Sabine Hossenfelder’s new book *Lost in Math* provides a well-informed take on the current situation in fundamental physical theory. The author is completely honest, utterly fearless, and often quite funny. Mathematician readers should be warned that the title of the book may mislead them: there is little about mathematics as such, or the topic of its complex relations with modern theoretical physics. The usage of “Math” in the title is more like the everyday usage as meaning “calculation”, making a claim that theorists have gotten lost in endless calculations in ever more complex models, unable to find a route towards genuinely new ideas that could lead to connection to experiment and real progress.

The author is a theoretical physicist whose specialty is the study of the possibility of experimentally accessible signatures of quantum gravitational effects. Besides this research specialty, she is engaged in many activities designed to communicate with the public, maintaining an excellent blog entitled Backreaction as well as a Twitter account well worth following.
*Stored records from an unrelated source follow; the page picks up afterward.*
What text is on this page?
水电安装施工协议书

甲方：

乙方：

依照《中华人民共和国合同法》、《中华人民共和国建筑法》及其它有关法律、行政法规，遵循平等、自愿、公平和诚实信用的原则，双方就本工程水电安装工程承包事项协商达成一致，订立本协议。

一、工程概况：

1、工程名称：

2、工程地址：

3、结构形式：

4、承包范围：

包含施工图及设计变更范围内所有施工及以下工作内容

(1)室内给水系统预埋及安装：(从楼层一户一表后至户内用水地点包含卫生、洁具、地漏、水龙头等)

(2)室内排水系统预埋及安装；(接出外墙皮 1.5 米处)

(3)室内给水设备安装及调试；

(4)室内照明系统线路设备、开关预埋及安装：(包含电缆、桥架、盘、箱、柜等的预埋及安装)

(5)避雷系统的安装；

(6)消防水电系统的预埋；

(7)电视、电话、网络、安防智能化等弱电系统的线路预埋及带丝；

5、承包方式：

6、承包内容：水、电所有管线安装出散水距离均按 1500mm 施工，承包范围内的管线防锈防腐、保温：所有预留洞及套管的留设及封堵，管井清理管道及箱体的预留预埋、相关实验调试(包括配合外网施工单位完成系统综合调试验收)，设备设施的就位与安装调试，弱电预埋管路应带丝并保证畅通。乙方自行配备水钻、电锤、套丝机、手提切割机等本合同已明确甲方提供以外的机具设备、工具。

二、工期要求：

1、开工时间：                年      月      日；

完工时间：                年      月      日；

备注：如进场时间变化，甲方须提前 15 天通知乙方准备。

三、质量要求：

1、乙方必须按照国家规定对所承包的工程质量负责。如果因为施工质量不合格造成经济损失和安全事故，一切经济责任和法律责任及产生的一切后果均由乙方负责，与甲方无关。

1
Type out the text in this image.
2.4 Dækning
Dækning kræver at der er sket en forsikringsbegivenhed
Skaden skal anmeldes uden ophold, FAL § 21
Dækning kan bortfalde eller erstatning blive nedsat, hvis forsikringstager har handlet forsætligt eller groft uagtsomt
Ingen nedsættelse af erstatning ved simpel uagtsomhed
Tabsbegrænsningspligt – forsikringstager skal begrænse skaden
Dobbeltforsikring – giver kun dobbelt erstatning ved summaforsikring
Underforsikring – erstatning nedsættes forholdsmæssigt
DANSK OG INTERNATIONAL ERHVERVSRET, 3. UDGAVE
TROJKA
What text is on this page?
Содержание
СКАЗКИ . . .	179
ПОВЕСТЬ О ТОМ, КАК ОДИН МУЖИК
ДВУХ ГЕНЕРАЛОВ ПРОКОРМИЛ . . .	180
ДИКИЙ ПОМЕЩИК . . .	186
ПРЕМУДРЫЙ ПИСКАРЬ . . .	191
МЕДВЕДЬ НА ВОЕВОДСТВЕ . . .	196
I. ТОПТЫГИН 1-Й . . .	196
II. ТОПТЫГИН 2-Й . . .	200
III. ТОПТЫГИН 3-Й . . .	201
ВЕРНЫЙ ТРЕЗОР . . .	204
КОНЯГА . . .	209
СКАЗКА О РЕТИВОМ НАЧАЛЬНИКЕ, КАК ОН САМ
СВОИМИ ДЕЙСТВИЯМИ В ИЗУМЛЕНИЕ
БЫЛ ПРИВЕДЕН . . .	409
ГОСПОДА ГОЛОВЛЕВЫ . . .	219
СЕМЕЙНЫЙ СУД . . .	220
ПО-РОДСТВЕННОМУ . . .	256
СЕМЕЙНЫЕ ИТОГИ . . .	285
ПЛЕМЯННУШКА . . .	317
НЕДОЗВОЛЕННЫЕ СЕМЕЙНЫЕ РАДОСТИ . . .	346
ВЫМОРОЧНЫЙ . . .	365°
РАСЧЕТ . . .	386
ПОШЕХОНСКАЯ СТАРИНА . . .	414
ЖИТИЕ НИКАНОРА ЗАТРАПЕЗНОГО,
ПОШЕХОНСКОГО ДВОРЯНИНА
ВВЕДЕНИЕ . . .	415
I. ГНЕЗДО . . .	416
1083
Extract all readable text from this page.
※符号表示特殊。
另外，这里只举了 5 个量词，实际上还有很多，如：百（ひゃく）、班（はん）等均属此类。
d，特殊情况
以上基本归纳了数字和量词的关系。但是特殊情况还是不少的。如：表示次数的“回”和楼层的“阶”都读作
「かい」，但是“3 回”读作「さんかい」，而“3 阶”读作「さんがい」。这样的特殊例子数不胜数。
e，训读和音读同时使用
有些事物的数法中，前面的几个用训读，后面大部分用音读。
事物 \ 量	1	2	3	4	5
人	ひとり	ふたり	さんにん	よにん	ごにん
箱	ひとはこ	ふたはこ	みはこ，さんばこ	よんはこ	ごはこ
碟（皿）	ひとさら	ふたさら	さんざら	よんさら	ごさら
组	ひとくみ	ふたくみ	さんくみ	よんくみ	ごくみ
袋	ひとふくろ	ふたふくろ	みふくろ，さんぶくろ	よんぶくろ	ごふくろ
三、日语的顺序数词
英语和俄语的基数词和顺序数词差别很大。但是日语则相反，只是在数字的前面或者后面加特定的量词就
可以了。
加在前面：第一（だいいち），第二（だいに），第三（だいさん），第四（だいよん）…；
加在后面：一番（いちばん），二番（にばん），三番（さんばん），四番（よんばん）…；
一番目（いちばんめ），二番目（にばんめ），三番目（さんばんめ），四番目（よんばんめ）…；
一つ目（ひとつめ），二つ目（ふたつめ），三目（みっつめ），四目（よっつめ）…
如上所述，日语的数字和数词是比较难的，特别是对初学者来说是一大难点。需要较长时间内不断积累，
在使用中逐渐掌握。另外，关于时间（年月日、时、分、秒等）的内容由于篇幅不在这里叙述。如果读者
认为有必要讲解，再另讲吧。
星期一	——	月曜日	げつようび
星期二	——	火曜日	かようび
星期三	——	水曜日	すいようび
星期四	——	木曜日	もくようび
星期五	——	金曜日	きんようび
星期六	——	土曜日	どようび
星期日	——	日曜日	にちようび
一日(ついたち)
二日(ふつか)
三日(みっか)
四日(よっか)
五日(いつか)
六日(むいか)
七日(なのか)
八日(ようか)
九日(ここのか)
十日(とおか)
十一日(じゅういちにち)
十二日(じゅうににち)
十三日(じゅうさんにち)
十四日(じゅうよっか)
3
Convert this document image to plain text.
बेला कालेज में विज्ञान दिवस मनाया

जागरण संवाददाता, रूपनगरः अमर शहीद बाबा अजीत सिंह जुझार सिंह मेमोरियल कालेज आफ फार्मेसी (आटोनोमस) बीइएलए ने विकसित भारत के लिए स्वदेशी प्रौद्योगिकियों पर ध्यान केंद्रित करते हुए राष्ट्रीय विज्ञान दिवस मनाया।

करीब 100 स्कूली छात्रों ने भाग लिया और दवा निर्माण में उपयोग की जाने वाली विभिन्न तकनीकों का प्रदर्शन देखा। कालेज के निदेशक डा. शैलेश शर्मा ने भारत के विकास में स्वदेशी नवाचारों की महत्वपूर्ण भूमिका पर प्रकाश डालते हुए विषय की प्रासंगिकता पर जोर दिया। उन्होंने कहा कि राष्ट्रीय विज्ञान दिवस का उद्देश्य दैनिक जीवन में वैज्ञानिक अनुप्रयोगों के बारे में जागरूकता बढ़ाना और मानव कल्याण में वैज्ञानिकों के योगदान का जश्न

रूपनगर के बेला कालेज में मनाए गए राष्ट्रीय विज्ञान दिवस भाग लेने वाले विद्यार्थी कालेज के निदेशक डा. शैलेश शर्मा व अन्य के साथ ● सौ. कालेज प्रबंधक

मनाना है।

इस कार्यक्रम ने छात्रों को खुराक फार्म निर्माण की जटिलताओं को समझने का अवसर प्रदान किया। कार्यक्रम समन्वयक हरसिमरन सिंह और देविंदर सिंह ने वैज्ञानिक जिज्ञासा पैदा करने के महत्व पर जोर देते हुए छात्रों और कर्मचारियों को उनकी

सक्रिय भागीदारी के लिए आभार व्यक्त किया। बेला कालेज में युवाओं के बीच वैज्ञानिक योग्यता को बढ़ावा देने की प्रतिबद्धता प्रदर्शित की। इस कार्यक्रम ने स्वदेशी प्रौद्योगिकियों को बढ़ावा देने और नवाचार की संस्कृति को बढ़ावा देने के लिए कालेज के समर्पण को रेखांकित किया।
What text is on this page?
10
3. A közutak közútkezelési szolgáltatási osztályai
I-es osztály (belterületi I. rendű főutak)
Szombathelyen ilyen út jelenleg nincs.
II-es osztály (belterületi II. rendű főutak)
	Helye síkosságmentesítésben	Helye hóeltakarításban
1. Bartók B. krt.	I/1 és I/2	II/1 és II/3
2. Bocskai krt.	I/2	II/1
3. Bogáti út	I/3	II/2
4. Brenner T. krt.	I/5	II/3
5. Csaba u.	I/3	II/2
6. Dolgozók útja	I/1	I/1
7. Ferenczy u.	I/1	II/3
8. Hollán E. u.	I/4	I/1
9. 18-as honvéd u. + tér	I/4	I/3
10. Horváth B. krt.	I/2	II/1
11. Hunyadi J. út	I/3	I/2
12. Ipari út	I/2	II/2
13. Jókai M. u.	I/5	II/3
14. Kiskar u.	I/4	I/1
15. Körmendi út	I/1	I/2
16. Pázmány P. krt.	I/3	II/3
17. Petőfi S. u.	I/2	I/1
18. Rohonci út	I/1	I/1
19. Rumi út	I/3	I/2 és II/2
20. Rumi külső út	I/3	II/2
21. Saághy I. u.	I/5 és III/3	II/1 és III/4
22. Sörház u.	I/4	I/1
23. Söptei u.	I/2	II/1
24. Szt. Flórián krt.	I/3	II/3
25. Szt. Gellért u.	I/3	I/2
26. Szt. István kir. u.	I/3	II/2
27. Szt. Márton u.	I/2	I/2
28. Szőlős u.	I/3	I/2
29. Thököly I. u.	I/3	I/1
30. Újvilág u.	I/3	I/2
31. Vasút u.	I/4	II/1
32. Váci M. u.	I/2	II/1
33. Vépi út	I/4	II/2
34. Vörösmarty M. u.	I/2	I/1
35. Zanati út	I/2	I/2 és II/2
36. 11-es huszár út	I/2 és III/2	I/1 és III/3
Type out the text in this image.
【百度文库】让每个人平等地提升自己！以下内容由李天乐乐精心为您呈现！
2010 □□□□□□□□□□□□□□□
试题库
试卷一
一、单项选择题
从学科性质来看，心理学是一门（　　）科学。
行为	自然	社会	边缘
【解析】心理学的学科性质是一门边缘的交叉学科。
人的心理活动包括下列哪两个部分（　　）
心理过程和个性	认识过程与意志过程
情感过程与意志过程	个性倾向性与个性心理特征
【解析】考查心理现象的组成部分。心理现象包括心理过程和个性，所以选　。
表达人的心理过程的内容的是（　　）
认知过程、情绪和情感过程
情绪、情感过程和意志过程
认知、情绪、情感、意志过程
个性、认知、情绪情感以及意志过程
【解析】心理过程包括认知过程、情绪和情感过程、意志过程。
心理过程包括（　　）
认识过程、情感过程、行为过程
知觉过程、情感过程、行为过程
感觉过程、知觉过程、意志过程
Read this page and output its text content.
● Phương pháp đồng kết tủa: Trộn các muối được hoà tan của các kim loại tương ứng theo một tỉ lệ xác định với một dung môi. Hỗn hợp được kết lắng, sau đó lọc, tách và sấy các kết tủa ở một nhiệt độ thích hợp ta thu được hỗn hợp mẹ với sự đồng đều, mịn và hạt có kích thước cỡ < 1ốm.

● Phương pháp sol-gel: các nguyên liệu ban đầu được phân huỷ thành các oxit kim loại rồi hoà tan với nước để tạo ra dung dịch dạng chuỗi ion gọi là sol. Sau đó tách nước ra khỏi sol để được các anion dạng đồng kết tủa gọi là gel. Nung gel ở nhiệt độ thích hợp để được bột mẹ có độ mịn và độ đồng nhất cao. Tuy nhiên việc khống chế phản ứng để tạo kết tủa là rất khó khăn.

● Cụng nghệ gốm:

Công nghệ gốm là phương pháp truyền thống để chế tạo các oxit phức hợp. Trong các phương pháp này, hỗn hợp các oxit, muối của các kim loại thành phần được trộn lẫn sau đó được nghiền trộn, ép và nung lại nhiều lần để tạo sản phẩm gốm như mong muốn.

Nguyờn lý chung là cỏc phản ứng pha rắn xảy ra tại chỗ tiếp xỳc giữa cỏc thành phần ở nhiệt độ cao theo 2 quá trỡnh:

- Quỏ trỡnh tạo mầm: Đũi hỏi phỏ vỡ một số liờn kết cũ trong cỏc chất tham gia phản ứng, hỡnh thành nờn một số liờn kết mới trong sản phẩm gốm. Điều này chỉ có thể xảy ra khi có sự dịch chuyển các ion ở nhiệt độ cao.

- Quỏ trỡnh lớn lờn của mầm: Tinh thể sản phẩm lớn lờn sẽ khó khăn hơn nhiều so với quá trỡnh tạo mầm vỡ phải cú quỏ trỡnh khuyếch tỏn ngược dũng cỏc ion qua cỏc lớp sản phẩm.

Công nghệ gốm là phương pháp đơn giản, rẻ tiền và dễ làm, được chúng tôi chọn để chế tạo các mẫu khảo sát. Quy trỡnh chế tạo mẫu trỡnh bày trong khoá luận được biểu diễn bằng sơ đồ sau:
She also writes for publications like *Quanta* and *Forbes*, and periodically even produces and sings in music videos with physics themes.

Her career has coincided with a difficult period for fundamental theoretical physics, with many decades of little progress towards the goals of improving on the Standard Model of elementary particles and finding a consistent and testable quantum theory of gravity. This has led her over the years to devote a great deal of time and effort to thinking about whether the organization of research in theoretical physics might be responsible for these difficulties, and these concerns are a recurring theme throughout the book.

Over the past few years, results have finally started to arrive from the Large Hadron Collider (LHC) at CERN in Geneva. These results have included the 2012 discovery of the Higgs particle, completing the Standard Model, but also strictly negative results showing no evidence for suggested enlargements of the Standard Model. The most popular of these enlargements has always been the so-called “supersymmetric” version of the Standard Model, based on replacing the fundamental Poincaré Lie algebra of spacetime symmetries by a certain Lie super-algebra extension. This introduces new “supersymmetry” generators, which should relate known particle states to conjectural “superpartner” states. The problem is that such superpartners had not been seen in earlier experiments, with the LHC somewhat of a last hope for finding them.

Now that the negative LHC results are in, long-standing ideas guiding research in particle theory are in trouble, and many theorists have started to refer to the situation as a “crisis”, or even a “nightmare scenario.” The central theme of Hossenfelder’s book is that of trying to understand this crisis, what is responsible for it, and what can be done about it. Part of what she does is address the problem in a characteristically direct manner, by going to talk to those responsible and ask them what they have to say for themselves. A large part of the book consists of fascinating interviews with leading figures in the field, in particular with Nima Arkani-Hamed, Steven Weinberg, Frank Wilczek, and Joe Polchinski, as well as several other physicists who are not as well known. Put together, these interviews give an insightful and comprehensive view of what experts are thinking as they try and come to terms with the implications of the failure of long-held hopes.

The main framing device that Hossenfelder uses throughout the book is that of questioning the idea of “beauty” as a criterion for evaluating the promise of speculative new ideas about physics. I’m afraid that this choice of language will mislead many who don’t read carefully enough to see what she is trying to get at. By “beauty”, she is referring to a specific set of ideas that physicists have extrapolated from their successful use in the Standard Model, ones that she describes with the terms “symmetry, unification and naturalness.” “Symmetry” refers to the use of certain Lie groups (e.g. \(SU(3)\), \(SU(2)\) and \(U(1)\) in the case of the Standard Model) and their finite dimensional representations. “Unification” refers to the realization of these groups as subgroups of a larger group, and “naturalness” to the expectation that, lacking a reason otherwise, calculated dimensionless numbers will be of order one. All of these ideas arise out of successes in the development of the Standard Model, and one can assign them some aesthetic meaning, but I’m not convinced that doing this is enlightening. At various points Hossenfelder makes it clear that her worry is that physicists are getting stuck due to outdated notions of “beauty”, while at the same time she still believes that successful new ideas will come with their own new form of “beauty”.

The book ends with the following summary, making clear the author’s position on the beauty question:

We know that the laws of nature we presently have are incomplete. To complete them, we have to understand the quantum behavior of space and time, overhauling either gravity or quantum physics, or maybe both. An the answer to this will without doubt raise new questions…

…There’s much work to do. The next breakthrough in physics will occur in this century.

It will be beautiful.

Peter Woit is Senior Lecturer in the mathematics department at Columbia University and since 2004 has been blogging on topics in physics and mathematics. He is the author of *Not Even Wrong* (2006) and *Quantum Theory, Groups, and Representations* (2017).